ANIMA FRAGILE (Vasco Rossi, Colpa d’Alfredo, 1980)
E tu,
chissà dove sei…
Anima Fragile
che mi ascoltavi immobile
ma senza ridere
E ora tu,
chissà dove sei…
avrai trovato amore
o come me
cerchi soltanto le avventure
perché non vuoi più piangere
E la vita continua anche senza di noi
che siamo lontani ormai
da tutte quelle situazioni che ci univano
da tutte quelle piccole emozioni che bastavano
da tutte quelle situazioni che non tornano mai
perché col tempo cambia tutto lo sai,
e cambiamo anche noi
e cambiamo anche noi
e cambiamo anche noi
e cambiamo anche noi!
[…] «Beati quelli che sono nel pianto, perché saranno consolati» (Mt 5,4). La beatitudine non sta ovviamente nella condizione di afflizione che l’uomo può patire, ma nella consolazione che Dio riserva all’uomo afflitto. Ancora una volta è la condizione di fragilità, di necessità, di bisogno, di diminuzione ad attirare come una calamita l’intervento di Dio; e Dio quando interviene lo fa solo per consolare.

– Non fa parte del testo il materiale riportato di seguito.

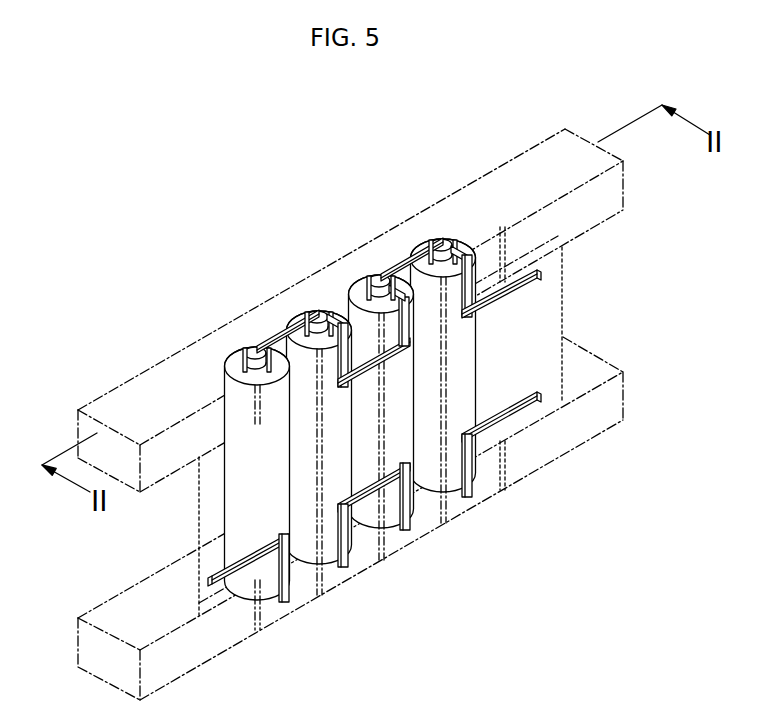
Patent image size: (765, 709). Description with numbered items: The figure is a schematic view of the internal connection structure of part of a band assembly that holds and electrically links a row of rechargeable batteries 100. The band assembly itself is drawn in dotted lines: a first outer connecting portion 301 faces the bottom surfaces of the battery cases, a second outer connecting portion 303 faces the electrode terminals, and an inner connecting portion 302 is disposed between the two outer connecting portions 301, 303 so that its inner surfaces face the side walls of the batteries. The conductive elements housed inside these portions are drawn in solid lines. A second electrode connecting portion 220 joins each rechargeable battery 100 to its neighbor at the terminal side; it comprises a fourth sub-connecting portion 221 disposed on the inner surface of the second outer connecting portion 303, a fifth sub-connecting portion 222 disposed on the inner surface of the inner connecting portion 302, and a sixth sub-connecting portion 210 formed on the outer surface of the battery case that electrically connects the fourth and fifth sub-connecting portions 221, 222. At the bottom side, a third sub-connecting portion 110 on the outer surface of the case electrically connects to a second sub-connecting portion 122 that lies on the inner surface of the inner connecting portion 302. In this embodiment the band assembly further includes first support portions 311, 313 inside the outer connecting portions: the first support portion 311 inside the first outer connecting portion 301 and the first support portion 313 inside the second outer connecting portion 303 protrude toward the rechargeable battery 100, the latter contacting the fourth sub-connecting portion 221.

The rechargeable battery 100 is at (237, 505).
The third sub-connecting portion 110 is at (350, 513).
The second sub-connecting portion 122 is at (523, 415).
The sixth sub-connecting portion 210 is at (363, 297).
The second electrode connecting portion 220 is at (454, 217).
The fourth sub-connecting portion 221 is at (393, 268).
The fifth sub-connecting portion 222 is at (513, 277).
The first outer connecting portion 301 is at (615, 400).
The inner connecting portion 302 is at (555, 320).
The second outer connecting portion 303 is at (615, 188).
The first support portion 311 is at (425, 505).
The first support portion 313 is at (270, 330).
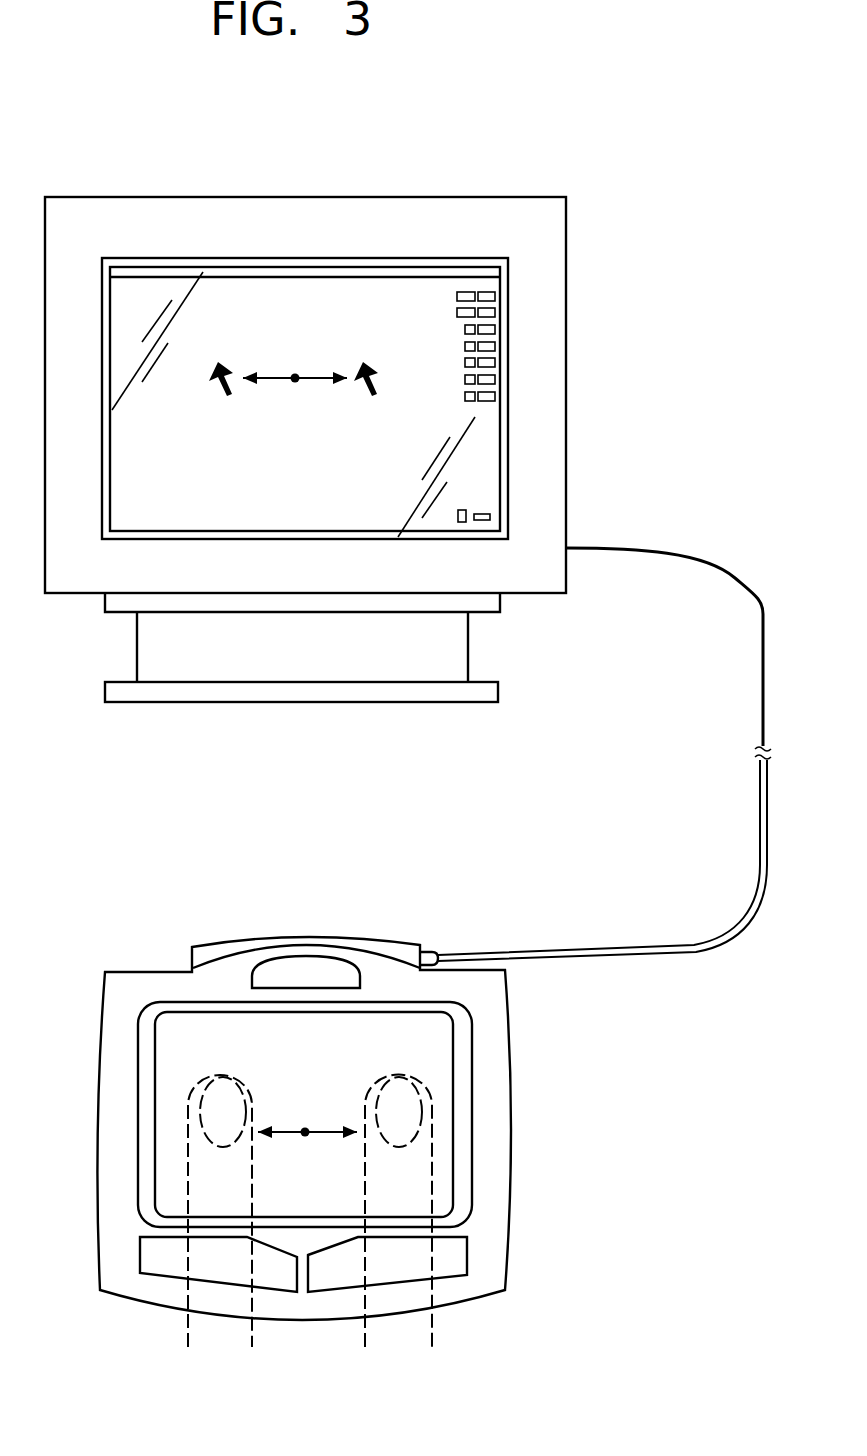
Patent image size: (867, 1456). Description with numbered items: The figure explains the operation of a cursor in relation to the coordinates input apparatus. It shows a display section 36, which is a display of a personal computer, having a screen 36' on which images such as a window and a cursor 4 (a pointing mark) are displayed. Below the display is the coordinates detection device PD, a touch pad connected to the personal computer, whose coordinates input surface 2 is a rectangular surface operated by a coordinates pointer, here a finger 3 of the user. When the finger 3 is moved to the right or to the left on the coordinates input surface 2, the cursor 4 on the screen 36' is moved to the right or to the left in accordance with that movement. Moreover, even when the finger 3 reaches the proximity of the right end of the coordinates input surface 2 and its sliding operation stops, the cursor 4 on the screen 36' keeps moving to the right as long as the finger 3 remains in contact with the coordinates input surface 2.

The display section 36 is at (408, 564).
The screen 36' is at (401, 404).
The cursor 4 is at (212, 350).
The coordinates detection device PD is at (358, 920).
The coordinates input surface 2 is at (442, 1057).
The finger 3 is at (187, 1188).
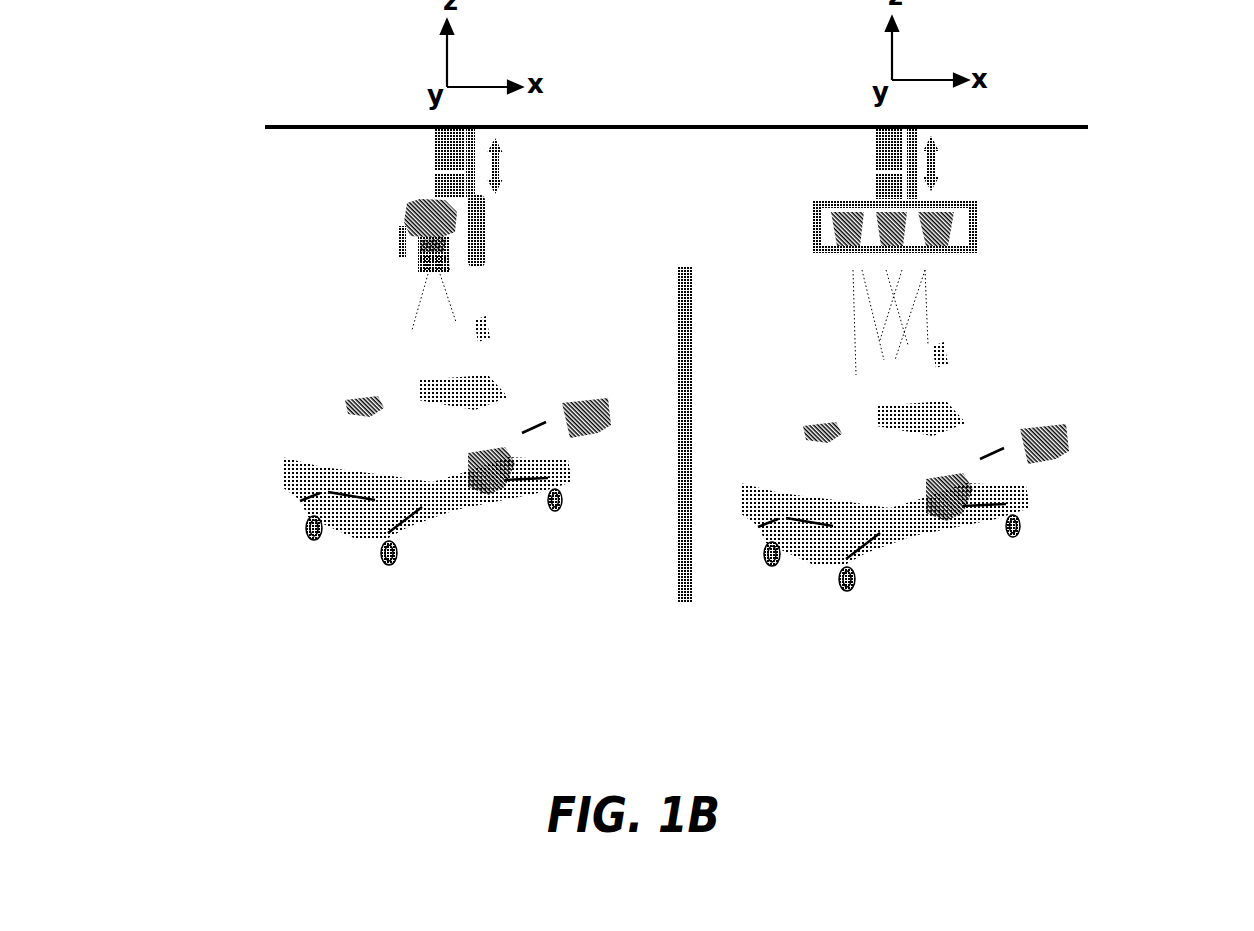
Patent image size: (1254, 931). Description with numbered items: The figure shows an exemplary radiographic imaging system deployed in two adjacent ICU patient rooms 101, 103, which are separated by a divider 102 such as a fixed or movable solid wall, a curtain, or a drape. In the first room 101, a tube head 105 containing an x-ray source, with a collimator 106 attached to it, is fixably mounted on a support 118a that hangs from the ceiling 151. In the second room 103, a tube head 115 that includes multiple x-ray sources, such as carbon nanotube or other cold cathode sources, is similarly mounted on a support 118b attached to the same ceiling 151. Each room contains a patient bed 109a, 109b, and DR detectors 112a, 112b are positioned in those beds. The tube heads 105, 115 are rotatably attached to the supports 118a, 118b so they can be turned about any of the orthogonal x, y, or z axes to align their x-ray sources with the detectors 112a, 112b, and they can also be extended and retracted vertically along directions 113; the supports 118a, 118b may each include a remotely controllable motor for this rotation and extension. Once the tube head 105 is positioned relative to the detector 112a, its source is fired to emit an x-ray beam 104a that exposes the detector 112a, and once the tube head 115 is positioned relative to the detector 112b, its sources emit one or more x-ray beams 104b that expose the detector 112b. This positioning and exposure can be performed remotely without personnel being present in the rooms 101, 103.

Come dice Emmanuel Lévinas: «Le lacrime sono l’ultimo assenso di un essere che finalmente accetta di cadere nella sua umanità».
Piangere vuol dire finalmente aver riconosciuto la propria povertà di fondo. È un atto di verità, un far cadere le armi con le quali ci si difendeva, o si difendeva la propria immagine e presunzione.
Le lacrime, scaturite dal riconoscimento del proprio limite e della propria fragilità, sono come l’assenso dato a Dio per intervenire nella nostra storia […]”.
Estratto di: Scquizzato, Paolo. “Elogio della vita imperfetta.” Effatà Editrice, 2014-04. iBooks.
Sono le parole di Paolo Scquizzato in “Elogio della vita imperfetta“, edito da Effatà. È un libro di spiritualità che tocca argomenti teologici collegati alle vicende dell’uomo comune, si può leggere velocemente, anche se poi, riprendere le pagine appena lette, diventa un’esigenza per conservare i concetti più profondi.
La canzone di Vasco Rossi che ho scelto mi è affiorata alla mente proprio dopo aver letto questo breve testo che risulta essere un inno alla Fragilità umana, riletta anche alla luce di alcuni episodi biblici tratti dall’Antico e dal Nuovo Testamento.
La vita umana si presenta piena di contraddizioni. Quando l’uomo rincorre il vano desiderio di essere un individuo perfetto, colloca se stesso al centro della propria esistenza. Si sente inadeguato di fronte alle debolezze che fanno parte della sua natura. Non accetta i limiti che egli considera come la parte più negativa del proprio essere.
Così l’uomo rischia di non riuscire più ad accettarsi. Anche i rapporti interpersonali vengono compromessi, quando ad esempio «l’altro attende da noi sempre qualcosa di diverso da ciò che siamo». Ecco che allora l’uomo perde il ruolo di protagonista della propria vita, rinunciando alla Verità, per «una vita inautentica».
Ma proprio nei momenti di maggiore insicurezza, Dio è accanto a noi, con il suo infinito amore. L’uomo ha la necessità di fare esperienza di Dio, proprio accettandosi come essere vulnerabile e bisognoso di quell’amore agapico che tutto trasforma. Nell’umiltà riconoscerà le proprie fragilità, diventando la perla dell’ostrica ferita.
È fondamentale allora giungere a comprendere l’importanza, in noi e fuori di noi, nelle nostre relazioni, della presenza dei limiti, delle ferite, delle zone d’ombra; capire, alla luce del messaggio evangelico, che tutto ciò che del nostro ed altrui mondo interiore è segnato dall’ombra e dal limite, è l’unica nostra ricchezza, e che proprio lì è possibile fare esperienza della nostra salvezza.